Alle gezeigten Cartoons sind während des Treffens auf Baltrum entstanden. 

Baltrum ist die Nummer vier in der Reihe, links von ihr liegt Norderney, rechts, Nummer fünf, Langeoog. Die nördliche Längsseite blickt in die Weite des Wattenmeers, die südliche auf die ostfriesische Küste mit ihren Windkraftanlagen und den Hafen von Neßmersiel.
Von hier legt – je nach Gezeiten, auf jeden Fall einmal täglich – die Fähre ab, und einmal im Jahr setzen mit ihr einige der besten Zeichnerinnen und Zeichner über, plus einige ambitionierte, um am Cartoonistentreffen „Inselwitz“ teilzunehmen.

Initiator Denis Metz, preisgekrönter Witzezeichner, lobt die Ruhe der baltrumschen Urlaubsidylle in Bezug auf den kreativen Schaffensprozess seiner Gäste. „Ideen“, so seine schöne Formulierung, würden „sprießen“.

Denis Metz hat vor etwas über zehn Jahren den Weg nach Baltrum gefunden, wo vor allem der Strandhafer sprießt, und beschlossen, zu bleiben. Für die Kurverwaltung gestaltet er Prospekte, Plakate und PR-Material, ansonsten haut er Cartoons raus. Etwa für die „Süddeutsche Zeitung“, die „taz“ und „Titanic“. Er weiß, was er kann, liebt die Insel und Beate, die er hier kennengelernt hat, und macht einen sehr zufriedenen Eindruck.
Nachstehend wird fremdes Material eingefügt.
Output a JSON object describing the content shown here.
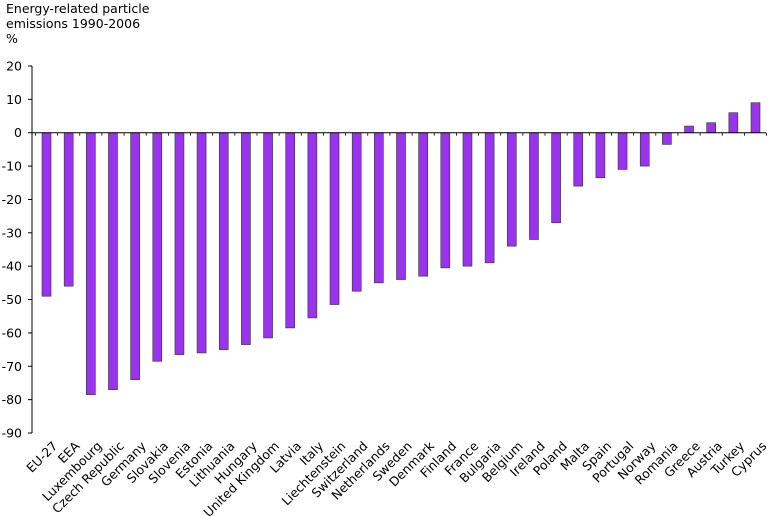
{
  "chart_data": {
    "type": "bar",
    "title": "",
    "ylabel_lines": [
      "Energy-related particle",
      "emissions 1990-2006",
      "%"
    ],
    "xlabel": "",
    "ylim": [
      -90,
      20
    ],
    "yticks": [
      20,
      10,
      0,
      -10,
      -20,
      -30,
      -40,
      -50,
      -60,
      -70,
      -80,
      -90
    ],
    "grid": false,
    "bar_color": "#9933ee",
    "categories": [
      "EU-27",
      "EEA",
      "Luxembourg",
      "Czech Republic",
      "Germany",
      "Slovakia",
      "Slovenia",
      "Estonia",
      "Lithuania",
      "Hungary",
      "United Kingdom",
      "Latvia",
      "Italy",
      "Liechtenstein",
      "Switzerland",
      "Netherlands",
      "Sweden",
      "Denmark",
      "Finland",
      "France",
      "Bulgaria",
      "Belgium",
      "Ireland",
      "Poland",
      "Malta",
      "Spain",
      "Portugal",
      "Norway",
      "Romania",
      "Greece",
      "Austria",
      "Turkey",
      "Cyprus"
    ],
    "values": [
      -49,
      -46,
      -78.5,
      -77,
      -74,
      -68.5,
      -66.5,
      -66,
      -65,
      -63.5,
      -61.5,
      -58.5,
      -55.5,
      -51.5,
      -47.5,
      -45,
      -44,
      -43,
      -40.5,
      -40,
      -39,
      -34,
      -32,
      -27,
      -16,
      -13.5,
      -11,
      -10,
      -3.5,
      2,
      3,
      6,
      9
    ]
  }
}
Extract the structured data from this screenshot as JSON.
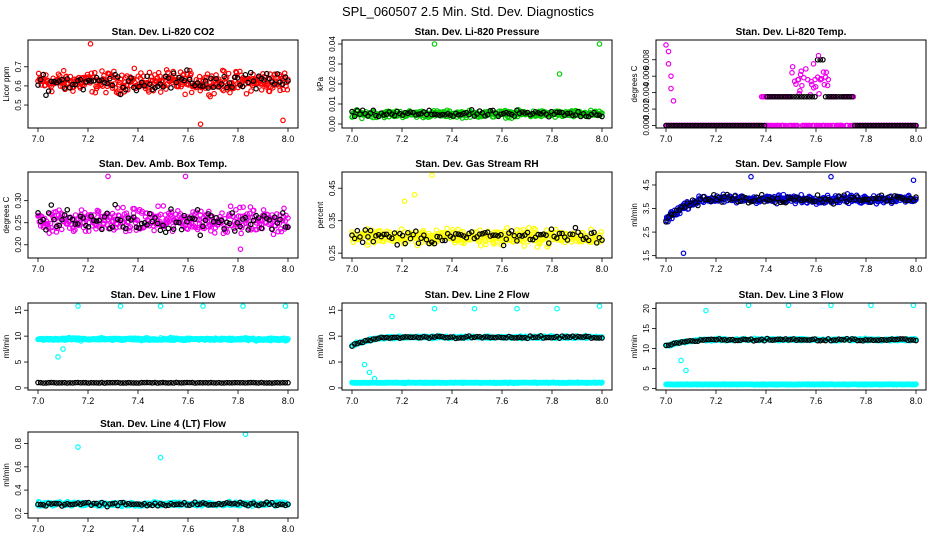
{
  "figure_title": "SPL_060507  2.5 Min. Std. Dev. Diagnostics",
  "chart_data": [
    {
      "id": "co2",
      "type": "scatter",
      "title": "Stan. Dev. Li-820 CO2",
      "ylabel": "Licor ppm",
      "xlabel": "",
      "xlim": [
        6.96,
        8.04
      ],
      "ylim": [
        0.38,
        0.84
      ],
      "xticks": [
        "7.0",
        "7.2",
        "7.4",
        "7.6",
        "7.8",
        "8.0"
      ],
      "yticks": [
        "0.5",
        "0.6",
        "0.7"
      ],
      "color": "#ff0000",
      "pattern": "noise",
      "base": 0.62,
      "spread": 0.08,
      "ramp": 0,
      "outliers": [
        {
          "x": 7.21,
          "y": 0.82
        },
        {
          "x": 7.65,
          "y": 0.4
        },
        {
          "x": 7.98,
          "y": 0.42
        }
      ]
    },
    {
      "id": "pressure",
      "type": "scatter",
      "title": "Stan. Dev. Li-820 Pressure",
      "ylabel": "kPa",
      "xlabel": "",
      "xlim": [
        6.96,
        8.04
      ],
      "ylim": [
        -0.002,
        0.042
      ],
      "xticks": [
        "7.0",
        "7.2",
        "7.4",
        "7.6",
        "7.8",
        "8.0"
      ],
      "yticks": [
        "0.00",
        "0.01",
        "0.02",
        "0.03",
        "0.04"
      ],
      "color": "#00cc00",
      "pattern": "noise",
      "base": 0.005,
      "spread": 0.0025,
      "ramp": 0,
      "outliers": [
        {
          "x": 7.33,
          "y": 0.04
        },
        {
          "x": 7.83,
          "y": 0.025
        },
        {
          "x": 7.99,
          "y": 0.04
        }
      ]
    },
    {
      "id": "temp",
      "type": "scatter",
      "title": "Stan. Dev. Li-820 Temp.",
      "ylabel": "degrees C",
      "xlabel": "",
      "xlim": [
        6.96,
        8.04
      ],
      "ylim": [
        -0.0003,
        0.0104
      ],
      "xticks": [
        "7.0",
        "7.2",
        "7.4",
        "7.6",
        "7.8",
        "8.0"
      ],
      "yticks": [
        "0.000",
        "0.002",
        "0.004",
        "0.006",
        "0.008"
      ],
      "color": "#ee00ee",
      "pattern": "temp",
      "base": 0,
      "spread": 0,
      "ramp": 0,
      "outliers": [
        {
          "x": 7.0,
          "y": 0.0098
        },
        {
          "x": 7.01,
          "y": 0.009
        },
        {
          "x": 7.01,
          "y": 0.0075
        },
        {
          "x": 7.02,
          "y": 0.006
        },
        {
          "x": 7.02,
          "y": 0.0045
        },
        {
          "x": 7.03,
          "y": 0.003
        },
        {
          "x": 7.59,
          "y": 0.0075
        },
        {
          "x": 7.61,
          "y": 0.0085
        },
        {
          "x": 7.63,
          "y": 0.0065
        }
      ]
    },
    {
      "id": "boxtemp",
      "type": "scatter",
      "title": "Stan. Dev. Amb. Box Temp.",
      "ylabel": "degrees C",
      "xlabel": "",
      "xlim": [
        6.96,
        8.04
      ],
      "ylim": [
        0.17,
        0.365
      ],
      "xticks": [
        "7.0",
        "7.2",
        "7.4",
        "7.6",
        "7.8",
        "8.0"
      ],
      "yticks": [
        "0.20",
        "0.25",
        "0.30"
      ],
      "color": "#ee00ee",
      "pattern": "noise",
      "base": 0.255,
      "spread": 0.04,
      "ramp": 0,
      "outliers": [
        {
          "x": 7.28,
          "y": 0.355
        },
        {
          "x": 7.59,
          "y": 0.355
        },
        {
          "x": 7.81,
          "y": 0.19
        }
      ]
    },
    {
      "id": "rh",
      "type": "scatter",
      "title": "Stan. Dev. Gas Stream RH",
      "ylabel": "percent",
      "xlabel": "",
      "xlim": [
        6.96,
        8.04
      ],
      "ylim": [
        0.235,
        0.5
      ],
      "xticks": [
        "7.0",
        "7.2",
        "7.4",
        "7.6",
        "7.8",
        "8.0"
      ],
      "yticks": [
        "0.25",
        "0.35",
        "0.45"
      ],
      "color": "#ffff00",
      "pattern": "noise",
      "base": 0.3,
      "spread": 0.035,
      "ramp": 0,
      "outliers": [
        {
          "x": 7.32,
          "y": 0.49
        },
        {
          "x": 7.25,
          "y": 0.43
        },
        {
          "x": 7.21,
          "y": 0.41
        }
      ]
    },
    {
      "id": "sample",
      "type": "scatter",
      "title": "Stan. Dev. Sample Flow",
      "ylabel": "ml/min",
      "xlabel": "",
      "xlim": [
        6.96,
        8.04
      ],
      "ylim": [
        1.4,
        5.05
      ],
      "xticks": [
        "7.0",
        "7.2",
        "7.4",
        "7.6",
        "7.8",
        "8.0"
      ],
      "yticks": [
        "1.5",
        "2.5",
        "3.5",
        "4.5"
      ],
      "color": "#0000dd",
      "pattern": "ramp",
      "base": 3.9,
      "spread": 0.25,
      "ramp": 0.9,
      "outliers": [
        {
          "x": 7.07,
          "y": 1.6
        },
        {
          "x": 7.34,
          "y": 4.85
        },
        {
          "x": 7.66,
          "y": 4.85
        },
        {
          "x": 7.99,
          "y": 4.7
        }
      ]
    },
    {
      "id": "line1",
      "type": "scatter",
      "title": "Stan. Dev. Line 1 Flow",
      "ylabel": "ml/min",
      "xlabel": "",
      "xlim": [
        6.96,
        8.04
      ],
      "ylim": [
        -0.4,
        16.4
      ],
      "xticks": [
        "7.0",
        "7.2",
        "7.4",
        "7.6",
        "7.8",
        "8.0"
      ],
      "yticks": [
        "0",
        "5",
        "10",
        "15"
      ],
      "color": "#00ffff",
      "pattern": "band",
      "base": 9.4,
      "spread": 0.35,
      "ramp": 0,
      "blackBase": 1.0,
      "outliers": [
        {
          "x": 7.16,
          "y": 15.8
        },
        {
          "x": 7.33,
          "y": 15.8
        },
        {
          "x": 7.49,
          "y": 15.8
        },
        {
          "x": 7.66,
          "y": 15.8
        },
        {
          "x": 7.82,
          "y": 15.8
        },
        {
          "x": 7.99,
          "y": 15.8
        },
        {
          "x": 7.08,
          "y": 6.0
        },
        {
          "x": 7.1,
          "y": 7.5
        }
      ]
    },
    {
      "id": "line2",
      "type": "scatter",
      "title": "Stan. Dev. Line 2 Flow",
      "ylabel": "ml/min",
      "xlabel": "",
      "xlim": [
        6.96,
        8.04
      ],
      "ylim": [
        -0.4,
        16.4
      ],
      "xticks": [
        "7.0",
        "7.2",
        "7.4",
        "7.6",
        "7.8",
        "8.0"
      ],
      "yticks": [
        "0",
        "5",
        "10",
        "15"
      ],
      "color": "#00ffff",
      "pattern": "band2",
      "base": 9.8,
      "spread": 0.35,
      "ramp": 1.6,
      "blackBase": 1.0,
      "outliers": [
        {
          "x": 7.16,
          "y": 13.8
        },
        {
          "x": 7.33,
          "y": 15.3
        },
        {
          "x": 7.49,
          "y": 15.3
        },
        {
          "x": 7.66,
          "y": 15.3
        },
        {
          "x": 7.82,
          "y": 15.3
        },
        {
          "x": 7.99,
          "y": 15.8
        },
        {
          "x": 7.05,
          "y": 4.5
        },
        {
          "x": 7.07,
          "y": 3.0
        },
        {
          "x": 7.09,
          "y": 1.8
        }
      ]
    },
    {
      "id": "line3",
      "type": "scatter",
      "title": "Stan. Dev. Line 3 Flow",
      "ylabel": "ml/min",
      "xlabel": "",
      "xlim": [
        6.96,
        8.04
      ],
      "ylim": [
        -0.4,
        21.4
      ],
      "xticks": [
        "7.0",
        "7.2",
        "7.4",
        "7.6",
        "7.8",
        "8.0"
      ],
      "yticks": [
        "0",
        "5",
        "10",
        "15",
        "20"
      ],
      "color": "#00ffff",
      "pattern": "band2",
      "base": 12.2,
      "spread": 0.4,
      "ramp": 1.5,
      "blackBase": 1.0,
      "outliers": [
        {
          "x": 7.16,
          "y": 19.5
        },
        {
          "x": 7.33,
          "y": 20.8
        },
        {
          "x": 7.49,
          "y": 20.8
        },
        {
          "x": 7.66,
          "y": 20.8
        },
        {
          "x": 7.82,
          "y": 20.8
        },
        {
          "x": 7.99,
          "y": 20.8
        },
        {
          "x": 7.06,
          "y": 7.0
        },
        {
          "x": 7.08,
          "y": 4.5
        }
      ]
    },
    {
      "id": "line4",
      "type": "scatter",
      "title": "Stan. Dev. Line 4 (LT) Flow",
      "ylabel": "ml/min",
      "xlabel": "",
      "xlim": [
        6.96,
        8.04
      ],
      "ylim": [
        0.16,
        0.9
      ],
      "xticks": [
        "7.0",
        "7.2",
        "7.4",
        "7.6",
        "7.8",
        "8.0"
      ],
      "yticks": [
        "0.2",
        "0.4",
        "0.6",
        "0.8"
      ],
      "color": "#00ffff",
      "pattern": "noise",
      "base": 0.28,
      "spread": 0.025,
      "ramp": 0,
      "outliers": [
        {
          "x": 7.16,
          "y": 0.77
        },
        {
          "x": 7.49,
          "y": 0.68
        },
        {
          "x": 7.83,
          "y": 0.88
        }
      ]
    }
  ]
}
Es ist Ende September, ein früher Sonntagabend, und aus dem ganzen Bundesgebiet treffen zwei Zeichnerinnen und acht Zeichner im Restaurant „Moby Dick“ ein, um fünf Tage lang unter dem Motto „Auf See“ zu arbeiten. Denis Metz kennt alle bis auf Andreas Rasper aus den Vorjahren, die Begrüßung ist die alter Freunde.

Alle gezeigten Cartoons sind während des Treffens auf Baltrum entstanden.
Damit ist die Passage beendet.